Titular de la Fundación Identidad. Escritora y periodista venezolana. Este lunes disertará en la Universidad Champagnat.

 Nuevas corrientes migratorias inciden en las discusiones políticas de nuestros países. Así como en Europa la llegada de refugiados de Asia y África, en América Latina a las migraciones del siglo pasado entre sus países se suma ahora la recepción de venezolanos que huyen de la situación de su país. En Mendoza, una periodista y escritora oriunda de Venezuela, Antonieta Benítez, descendiente de migrantes también, creó una fundación para abordar la problemática y se está moviendo en todos los niveles para ayudar a todas las partes involucradas. Este lunes a las 18.30 disertará en la Universidad Champagnat sobre el tema, en una convocatoria que involucra a todos los que tengan algo para aportar.

migraciones

Dialogamos sobre el tema con ella.

- ¿Por qué cree usted que hay gente que se va del lugar en donde tiene raíces para intentar "trasplantarse" a otro?

​-La búsqueda del bienestar es la razón fundamental. Cuando la vida de los seres se encuentra "amenazada", por cualquier factor, el impulso natural es la defensa y la búsqueda de protección. Fíjese que me refiero a seres, porque es algo innato en cualquier ser vivo, no solamente en el humano.

Ahora bien, para el ser humano es más importante, porque es consciente. Se busca preservar a sí mismo y a su entorno inmediato. Protegerlo. Cuando ves eso amenazado, decides arriesgarte. Te das otra oportunidad. Es una difícil decisión, pero a veces, permanecer en el lugar en el que estás, es una sentencia. ​

- La historia del Universo es la historia de las personas que migraron y fueron constituyendo grupos, pueblos, naciones. Sin embargo hoy es percibido como "problema". En algunos casos, como "invasión". ¿Qué tipo de migraciones son las que marcan al mundo en la actualidad?

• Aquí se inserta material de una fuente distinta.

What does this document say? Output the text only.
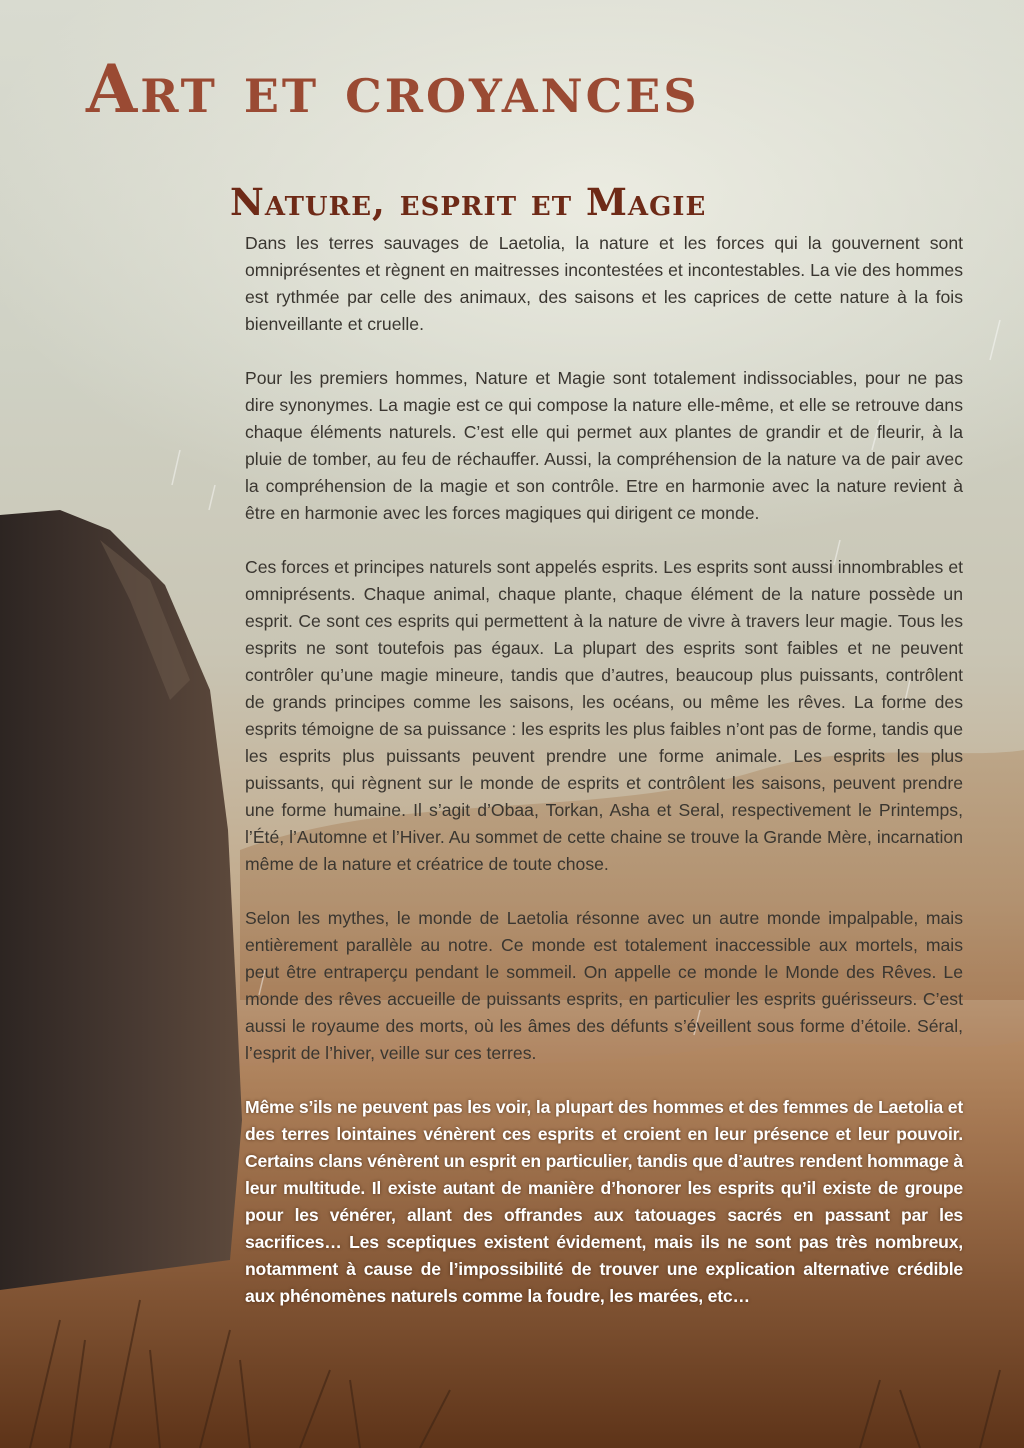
Art et croyances
Nature, esprit et Magie

Dans les terres sauvages de Laetolia, la nature et les forces qui la gouvernent sont omniprésentes et règnent en maitresses incontestées et incontestables. La vie des hommes est rythmée par celle des animaux, des saisons et les caprices de cette nature à la fois bienveillante et cruelle.

Pour les premiers hommes, Nature et Magie sont totalement indissociables, pour ne pas dire synonymes. La magie est ce qui compose la nature elle-même, et elle se retrouve dans chaque éléments naturels. C’est elle qui permet aux plantes de grandir et de fleurir, à la pluie de tomber, au feu de réchauffer. Aussi, la compréhension de la nature va de pair avec la compréhension de la magie et son contrôle. Etre en harmonie avec la nature revient à être en harmonie avec les forces magiques qui dirigent ce monde.

Ces forces et principes naturels sont appelés esprits. Les esprits sont aussi innombrables et omniprésents. Chaque animal, chaque plante, chaque élément de la nature possède un esprit. Ce sont ces esprits qui permettent à la nature de vivre à travers leur magie. Tous les esprits ne sont toutefois pas égaux. La plupart des esprits sont faibles et ne peuvent contrôler qu’une magie mineure, tandis que d’autres, beaucoup plus puissants, contrôlent de grands principes comme les saisons, les océans, ou même les rêves. La forme des esprits témoigne de sa puissance : les esprits les plus faibles n’ont pas de forme, tandis que les esprits plus puissants peuvent prendre une forme animale. Les esprits les plus puissants, qui règnent sur le monde de esprits et contrôlent les saisons, peuvent prendre une forme humaine. Il s’agit d’Obaa, Torkan, Asha et Seral, respectivement le Printemps, l’Été, l’Automne et l’Hiver. Au sommet de cette chaine se trouve la Grande Mère, incarnation même de la nature et créatrice de toute chose.

Selon les mythes, le monde de Laetolia résonne avec un autre monde impalpable, mais entièrement parallèle au notre. Ce monde est totalement inaccessible aux mortels, mais peut être entraperçu pendant le sommeil. On appelle ce monde le Monde des Rêves. Le monde des rêves accueille de puissants esprits, en particulier les esprits guérisseurs. C’est aussi le royaume des morts, où les âmes des défunts s’éveillent sous forme d’étoile. Séral, l’esprit de l’hiver, veille sur ces terres.

Même s’ils ne peuvent pas les voir, la plupart des hommes et des femmes de Laetolia et des terres lointaines vénèrent ces esprits et croient en leur présence et leur pouvoir. Certains clans vénèrent un esprit en particulier, tandis que d’autres rendent hommage à leur multitude. Il existe autant de manière d’honorer les esprits qu’il existe de groupe pour les vénérer, allant des offrandes aux tatouages sacrés en passant par les sacrifices… Les sceptiques existent évidement, mais ils ne sont pas très nombreux, notamment à cause de l’impossibilité de trouver une explication alternative crédible aux phénomènes naturels comme la foudre, les marées, etc…
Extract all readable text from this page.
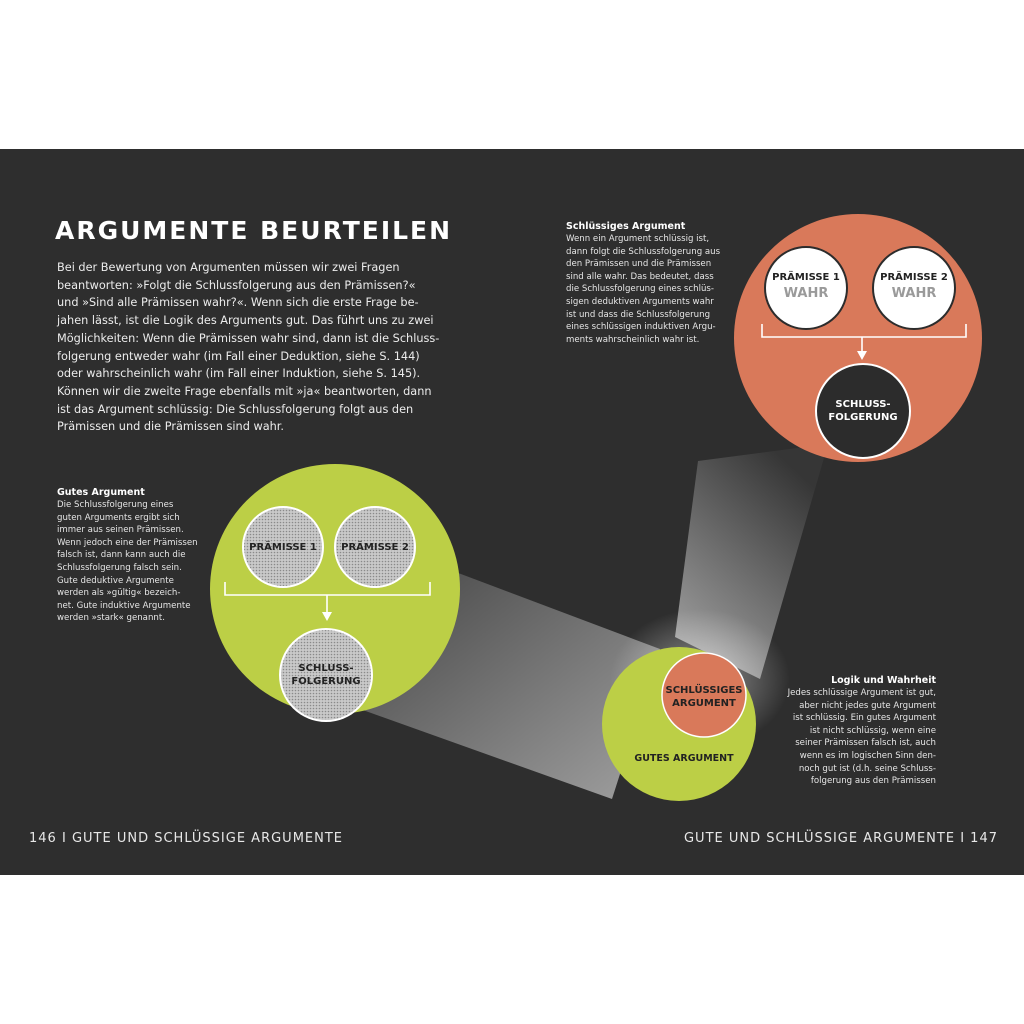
ARGUMENTE BEURTEILEN
Bei der Bewertung von Argumenten müssen wir zwei Fragen
beantworten: »Folgt die Schlussfolgerung aus den Prämissen?«
und »Sind alle Prämissen wahr?«. Wenn sich die erste Frage be-
jahen lässt, ist die Logik des Arguments gut. Das führt uns zu zwei
Möglichkeiten: Wenn die Prämissen wahr sind, dann ist die Schluss-
folgerung entweder wahr (im Fall einer Deduktion, siehe S. 144)
oder wahrscheinlich wahr (im Fall einer Induktion, siehe S. 145).
Können wir die zweite Frage ebenfalls mit »ja« beantworten, dann
ist das Argument schlüssig: Die Schlussfolgerung folgt aus den
Prämissen und die Prämissen sind wahr.
Gutes Argument
Die Schlussfolgerung eines
guten Arguments ergibt sich
immer aus seinen Prämissen.
Wenn jedoch eine der Prämissen
falsch ist, dann kann auch die
Schlussfolgerung falsch sein.
Gute deduktive Argumente
werden als »gültig« bezeich-
net. Gute induktive Argumente
werden »stark« genannt.
Schlüssiges Argument
Wenn ein Argument schlüssig ist,
dann folgt die Schlussfolgerung aus
den Prämissen und die Prämissen
sind alle wahr. Das bedeutet, dass
die Schlussfolgerung eines schlüs-
sigen deduktiven Arguments wahr
ist und dass die Schlussfolgerung
eines schlüssigen induktiven Argu-
ments wahrscheinlich wahr ist.
Logik und Wahrheit
Jedes schlüssige Argument ist gut,
aber nicht jedes gute Argument
ist schlüssig. Ein gutes Argument
ist nicht schlüssig, wenn eine
seiner Prämissen falsch ist, auch
wenn es im logischen Sinn den-
noch gut ist (d.h. seine Schluss-
folgerung aus den Prämissen
PRÄMISSE 1	PRÄMISSE 2
SCHLUSS-
FOLGERUNG
PRÄMISSE 1
WAHR
PRÄMISSE 2
WAHR
SCHLUSS-
FOLGERUNG
SCHLÜSSIGES
ARGUMENT
GUTES ARGUMENT
146 I GUTE UND SCHLÜSSIGE ARGUMENTE	GUTE UND SCHLÜSSIGE ARGUMENTE I 147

​- Ciertamente la historia está fundamentada en las migraciones. El continente Americano es totalmente diferente a lo que era, antes del "descubrimiento" por parte de Europa. América cambió entonces y Europa también. África, por su parte, es el lugar que mayor tráfico, trata y movilización de humanos ha tenido en todas las épocas. Asia, es ahora casi un continente disperso por el planeta. Es decir, todos hemos cambiado a raíz del movimiento migratorio.

En el Siglo XX las migraciones estuvieron marcadas, por situaciones bélicas e ideológicas. Las dos guerras mundiales fueron determinantes. A raíz de ellas, hasta surgió un nuevo país, Israel, lo que "supuestamente" estabilizaría a una diáspora que históricamente, había sido errante. Hoy, sabemos, el resultado de ese acto que ha convulsionado el mundo por completo. La guerra española, la Unión Soviética y las situaciones de diversas naciones latino americanas, hicieron lo suyo. Así el siglo pasado, se consolidó como un movimiento migratorio continuo, pero de alguna manera, controlable.

El Siglo XXI está moviendo las fronteras de manera desmedida. Perecieran haberse derretido. La facilidad de las comunicaciones permite que las migraciones no solo sean más sencillas, sino espontáneas. Se ha determinado que la gente joven busca más, movilizarse por el planeta, que establecerse en un hogar convencional. Cuando en el siglo XX buscábamos establecernos en familia, comprar una vivienda y crecer, en el siglo XXI los jóvenes, gastan su dinero e invierten su tiempo en viajar, conocer otras culturas y buscar nuevos horizontes.

La facilidad de los traslados y de las comunicaciones hacen que sea relativamente sencillo emigrar. Hago énfasis en sencillo, porque nunca lo es. Hoy, una familia puede migrar por partes. Una empresa contrata a un expatriado y la familia se puede quedar en su lugar de origen, mientras el contratado se establece. Un joven, puede migrar para estudiar y decidir, establecerse en el sitio en el que estudió.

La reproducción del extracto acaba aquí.